Do it. Don't do it. Do it. Don't do it. When it comes to motivation, or its opposite demotivation, apparently that's what happening inside our brains all of the time. A measurable brain battle of conflicting neuroactivities.
So: how can we strengthen the motivation centres of the brain and weaken the demotivation centres?
This brain battle doesn't need to be an unconscious one.
We can choose quite deliberately to focus on the positive brain signals.
We can deliberately choose to pay greater attention to the positive "do it" signals.
We can deliberately choose to pay less attention to the negative "don't do it" signals.

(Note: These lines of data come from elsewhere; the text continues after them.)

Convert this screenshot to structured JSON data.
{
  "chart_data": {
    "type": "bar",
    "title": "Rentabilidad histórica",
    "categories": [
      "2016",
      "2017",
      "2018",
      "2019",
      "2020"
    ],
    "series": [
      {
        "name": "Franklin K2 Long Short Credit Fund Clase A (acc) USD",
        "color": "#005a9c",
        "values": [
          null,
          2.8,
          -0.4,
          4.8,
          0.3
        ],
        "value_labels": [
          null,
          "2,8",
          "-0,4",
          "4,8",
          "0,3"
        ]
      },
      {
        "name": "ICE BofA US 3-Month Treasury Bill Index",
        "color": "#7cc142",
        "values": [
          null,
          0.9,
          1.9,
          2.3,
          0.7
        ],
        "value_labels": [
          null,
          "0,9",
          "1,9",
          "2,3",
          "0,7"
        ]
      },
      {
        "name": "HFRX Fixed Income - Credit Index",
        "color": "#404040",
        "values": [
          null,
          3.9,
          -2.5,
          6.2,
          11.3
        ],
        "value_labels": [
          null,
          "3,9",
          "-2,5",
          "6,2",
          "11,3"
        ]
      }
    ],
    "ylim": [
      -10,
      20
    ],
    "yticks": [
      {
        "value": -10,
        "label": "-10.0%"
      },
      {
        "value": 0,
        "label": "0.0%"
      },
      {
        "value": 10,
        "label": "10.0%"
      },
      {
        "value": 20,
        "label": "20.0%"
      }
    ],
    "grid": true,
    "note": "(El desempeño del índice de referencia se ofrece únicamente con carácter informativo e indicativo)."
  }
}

After all, because I had failed to lose weight up until age 50 did not mean that I was destined never to lose weight. I did lose 80 pounds between 2001 and 2002. I have kept it off, and since January I have lost about 10 pounds more and kept it off. I now weigh more than 90 pounds less than I did in 2002. But: I was yoyoing, fluctuating.
Using the Judith S. Beck Advantage Response cards (from her book, The Diet Solution) was simply a method of focusing my attention on the rewards of losing weight. To adopt her language, it was a method of strengthening the resistance muscles and weakening the giving-in muscles. It was a method of learning to think like a thin person. And for now at least it does seem to have stopped the yo-yoing of that last 10 pounds on/off/on/off.
"Do it" (motivation) is winning: "don't do it" (demotivation) is losing. My brain battle was made manifest in my body: up 10 pounds, down 10 pounds, up 10 pounds, down 10 pounds.
I stopped permitting myself to dwell on fear of failure. I stopped permitting myself to focus on how hard it is to plan my nutrition and exercise.
Instead I have deliberately chosen to pay attention to the rewards of clothing that fits, feeling slim and healthy.
And I've discovered that it isn't that hard to plan nutrition and exercise, especially with the SP trackers. I've learned that sustaining the motivation to maintain weight loss has simply turned out not to be as hard as I had anticipated.
At least most days!!
The Fenske research on the brain battle of motivation reinforces my experience with Judith S. Beck and with SparkPeople.
We're here to pay attention to the centres of the brain that focus on the rewards of weight loss: better health, better appearance . . . . all of that.
On a cost/benefit analysis: yeah. It's worth it. So worth it.